There you have it, written in about the year AD 112. For the Emperor Trajan anonymous accusations belong to the old barbarous days of the past, which we have left behind. Now, humanity has grown up a bit. We don’t do that stuff anymore. We are living in a new age, with a new, more enlightened, spirit to go with it.
The confidence that Trajan shows here is touching, but perhaps naïve. If he could have seen what was to come over the next 1900 years, he would have had a sad shock. Granted that he lived in an era when things were—temporarily—a bit better. The century between about AD 80 and 180 is sometimes called the golden age of the Roman Empire, an era of peace and stability with a series of relatively enlightened and public-spirited emperors. It was easy to think then that the world was on the mend. It didn’t last. The century that followed was one of chaos and civil war that presaged the final collapse of the empire and the centuries of anarchy that followed. The peace and stability was just an illusion, a mirage.

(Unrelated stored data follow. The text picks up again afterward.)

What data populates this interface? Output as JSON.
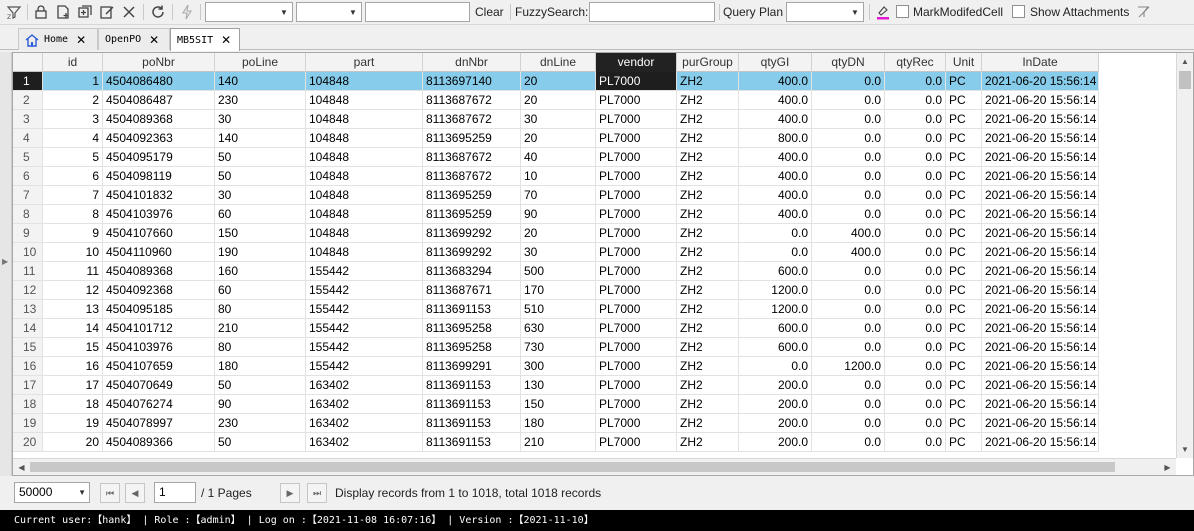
{
  "toolbar": {
    "icons": [
      "filter-clear-icon",
      "lock-icon",
      "new-document-icon",
      "add-icon",
      "edit-icon",
      "close-icon",
      "refresh-icon",
      "lightning-icon"
    ],
    "clear_label": "Clear",
    "fuzzy_search_label": "FuzzySearch:",
    "fuzzy_search_value": "",
    "query_plan_label": "Query Plan",
    "query_plan_value": "",
    "mark_modified_label": "MarkModifedCell",
    "show_attachments_label": "Show Attachments"
  },
  "tabs": [
    {
      "label": "Home",
      "icon": "home-icon",
      "active": false
    },
    {
      "label": "OpenPO",
      "active": false
    },
    {
      "label": "MB5SIT",
      "active": true
    }
  ],
  "grid": {
    "columns": [
      "id",
      "poNbr",
      "poLine",
      "part",
      "dnNbr",
      "dnLine",
      "vendor",
      "purGroup",
      "qtyGI",
      "qtyDN",
      "qtyRec",
      "Unit",
      "InDate"
    ],
    "selected_column": "vendor",
    "selected_row": 1,
    "rows": [
      [
        "1",
        "1",
        "4504086480",
        "140",
        "104848",
        "8113697140",
        "20",
        "PL7000",
        "ZH2",
        "400.0",
        "0.0",
        "0.0",
        "PC",
        "2021-06-20 15:56:14"
      ],
      [
        "2",
        "2",
        "4504086487",
        "230",
        "104848",
        "8113687672",
        "20",
        "PL7000",
        "ZH2",
        "400.0",
        "0.0",
        "0.0",
        "PC",
        "2021-06-20 15:56:14"
      ],
      [
        "3",
        "3",
        "4504089368",
        "30",
        "104848",
        "8113687672",
        "30",
        "PL7000",
        "ZH2",
        "400.0",
        "0.0",
        "0.0",
        "PC",
        "2021-06-20 15:56:14"
      ],
      [
        "4",
        "4",
        "4504092363",
        "140",
        "104848",
        "8113695259",
        "20",
        "PL7000",
        "ZH2",
        "800.0",
        "0.0",
        "0.0",
        "PC",
        "2021-06-20 15:56:14"
      ],
      [
        "5",
        "5",
        "4504095179",
        "50",
        "104848",
        "8113687672",
        "40",
        "PL7000",
        "ZH2",
        "400.0",
        "0.0",
        "0.0",
        "PC",
        "2021-06-20 15:56:14"
      ],
      [
        "6",
        "6",
        "4504098119",
        "50",
        "104848",
        "8113687672",
        "10",
        "PL7000",
        "ZH2",
        "400.0",
        "0.0",
        "0.0",
        "PC",
        "2021-06-20 15:56:14"
      ],
      [
        "7",
        "7",
        "4504101832",
        "30",
        "104848",
        "8113695259",
        "70",
        "PL7000",
        "ZH2",
        "400.0",
        "0.0",
        "0.0",
        "PC",
        "2021-06-20 15:56:14"
      ],
      [
        "8",
        "8",
        "4504103976",
        "60",
        "104848",
        "8113695259",
        "90",
        "PL7000",
        "ZH2",
        "400.0",
        "0.0",
        "0.0",
        "PC",
        "2021-06-20 15:56:14"
      ],
      [
        "9",
        "9",
        "4504107660",
        "150",
        "104848",
        "8113699292",
        "20",
        "PL7000",
        "ZH2",
        "0.0",
        "400.0",
        "0.0",
        "PC",
        "2021-06-20 15:56:14"
      ],
      [
        "10",
        "10",
        "4504110960",
        "190",
        "104848",
        "8113699292",
        "30",
        "PL7000",
        "ZH2",
        "0.0",
        "400.0",
        "0.0",
        "PC",
        "2021-06-20 15:56:14"
      ],
      [
        "11",
        "11",
        "4504089368",
        "160",
        "155442",
        "8113683294",
        "500",
        "PL7000",
        "ZH2",
        "600.0",
        "0.0",
        "0.0",
        "PC",
        "2021-06-20 15:56:14"
      ],
      [
        "12",
        "12",
        "4504092368",
        "60",
        "155442",
        "8113687671",
        "170",
        "PL7000",
        "ZH2",
        "1200.0",
        "0.0",
        "0.0",
        "PC",
        "2021-06-20 15:56:14"
      ],
      [
        "13",
        "13",
        "4504095185",
        "80",
        "155442",
        "8113691153",
        "510",
        "PL7000",
        "ZH2",
        "1200.0",
        "0.0",
        "0.0",
        "PC",
        "2021-06-20 15:56:14"
      ],
      [
        "14",
        "14",
        "4504101712",
        "210",
        "155442",
        "8113695258",
        "630",
        "PL7000",
        "ZH2",
        "600.0",
        "0.0",
        "0.0",
        "PC",
        "2021-06-20 15:56:14"
      ],
      [
        "15",
        "15",
        "4504103976",
        "80",
        "155442",
        "8113695258",
        "730",
        "PL7000",
        "ZH2",
        "600.0",
        "0.0",
        "0.0",
        "PC",
        "2021-06-20 15:56:14"
      ],
      [
        "16",
        "16",
        "4504107659",
        "180",
        "155442",
        "8113699291",
        "300",
        "PL7000",
        "ZH2",
        "0.0",
        "1200.0",
        "0.0",
        "PC",
        "2021-06-20 15:56:14"
      ],
      [
        "17",
        "17",
        "4504070649",
        "50",
        "163402",
        "8113691153",
        "130",
        "PL7000",
        "ZH2",
        "200.0",
        "0.0",
        "0.0",
        "PC",
        "2021-06-20 15:56:14"
      ],
      [
        "18",
        "18",
        "4504076274",
        "90",
        "163402",
        "8113691153",
        "150",
        "PL7000",
        "ZH2",
        "200.0",
        "0.0",
        "0.0",
        "PC",
        "2021-06-20 15:56:14"
      ],
      [
        "19",
        "19",
        "4504078997",
        "230",
        "163402",
        "8113691153",
        "180",
        "PL7000",
        "ZH2",
        "200.0",
        "0.0",
        "0.0",
        "PC",
        "2021-06-20 15:56:14"
      ],
      [
        "20",
        "20",
        "4504089366",
        "50",
        "163402",
        "8113691153",
        "210",
        "PL7000",
        "ZH2",
        "200.0",
        "0.0",
        "0.0",
        "PC",
        "2021-06-20 15:56:14"
      ]
    ]
  },
  "pager": {
    "page_size": "50000",
    "current_page": "1",
    "pages_text": "/ 1 Pages",
    "records_text": "Display records from 1 to 1018, total 1018 records"
  },
  "status": {
    "text": "Current user:【hank】  | Role :【admin】  | Log on :【2021-11-08 16:07:16】  | Version :【2021-11-10】"
  },
  "colors": {
    "selected_row": "#87cdeb",
    "selected_header": "#222222",
    "status_bar": "#000000"
  }
}
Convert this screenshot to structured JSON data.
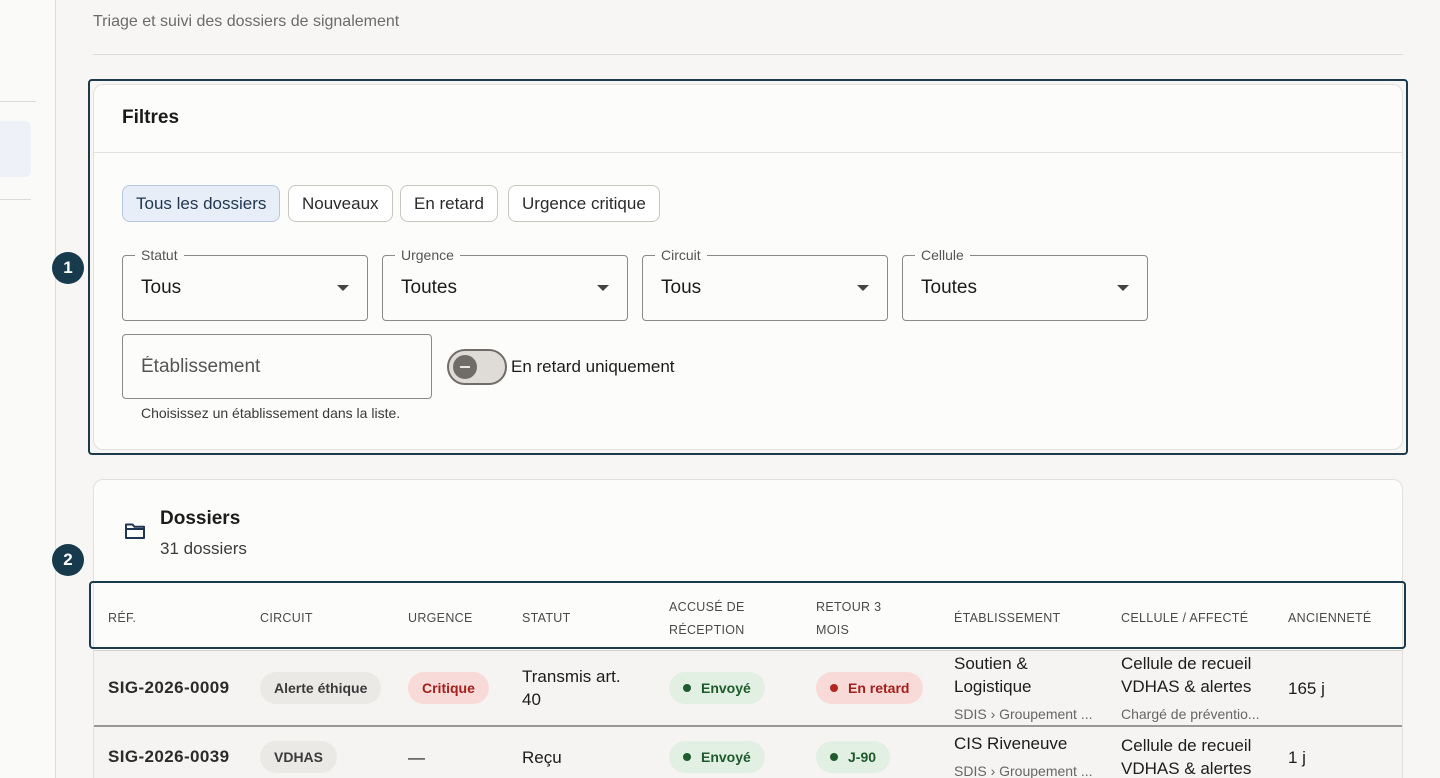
{
  "header": {
    "subtitle": "Triage et suivi des dossiers de signalement"
  },
  "steps": [
    "1",
    "2"
  ],
  "filters": {
    "title": "Filtres",
    "chips": [
      "Tous les dossiers",
      "Nouveaux",
      "En retard",
      "Urgence critique"
    ],
    "selected_chip": "Tous les dossiers",
    "selects": [
      {
        "label": "Statut",
        "value": "Tous"
      },
      {
        "label": "Urgence",
        "value": "Toutes"
      },
      {
        "label": "Circuit",
        "value": "Tous"
      },
      {
        "label": "Cellule",
        "value": "Toutes"
      }
    ],
    "etablissement": {
      "placeholder": "Établissement",
      "value": "",
      "helper": "Choisissez un établissement dans la liste."
    },
    "toggle": {
      "label": "En retard uniquement",
      "checked": false
    }
  },
  "dossiers": {
    "title": "Dossiers",
    "count": "31 dossiers",
    "columns": [
      "Réf.",
      "Circuit",
      "Urgence",
      "Statut",
      "Accusé de réception",
      "Retour 3 mois",
      "Établissement",
      "Cellule / affecté",
      "Ancienneté"
    ],
    "rows": [
      {
        "ref": "SIG-2026-0009",
        "circuit": "Alerte éthique",
        "urgence": "Critique",
        "statut": "Transmis art. 40",
        "accuse": "Envoyé",
        "retour": "En retard",
        "etablissement": "Soutien & Logistique",
        "etablissement_sub": "SDIS › Groupement ...",
        "cellule": "Cellule de recueil VDHAS & alertes",
        "cellule_sub": "Chargé de préventio...",
        "anciennete": "165 j"
      },
      {
        "ref": "SIG-2026-0039",
        "circuit": "VDHAS",
        "urgence": "—",
        "statut": "Reçu",
        "accuse": "Envoyé",
        "retour": "J-90",
        "etablissement": "CIS Riveneuve",
        "etablissement_sub": "SDIS › Groupement ...",
        "cellule": "Cellule de recueil VDHAS & alertes",
        "cellule_sub": "",
        "anciennete": "1 j"
      }
    ]
  },
  "colors": {
    "accent_dark": "#173a4d",
    "chip_selected": "#e7eef8",
    "danger": "#a3201c",
    "success": "#1e5a2b"
  }
}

Those of us who grew up in the Western world during the late 20th century might likewise feel that we have grown up in a sort of golden age. Increasing prosperity, relatively comfortable lifestyles, steadily improving medical services, and no truly global wars, can easily give the impression of a world that is steadily better. But is it real or is it illusion?
I think it is illusion. Like the golden age of Rome things may well have got a bit better, temporarily, in some parts of the world. Our cognitive bias leads us to see the relative peace of our own little patch as the norm, and the chaos elsewhere as the aberration, rather than vice versa. We believe it because we want to believe it, because the alternative—that the future will contain as much horror, or even more, than the past—is too awful to contemplate.
For me the evidence is there that it’s unwinding already. The consensus of a Christian-based moral code is disintegrating, and with that the fabric of our society unravels. Are we looking to a new ‘dark age’? Not totally, probably—things like communication media are presumably here to stay. But morally, quite likely so. I hope not, but I wouldn’t discount it. Perhaps we’re there already but just can’t see from the inside what may be self-evident to future historians. I’m really not convinced that our current golden age has any more substance than those that have gone before.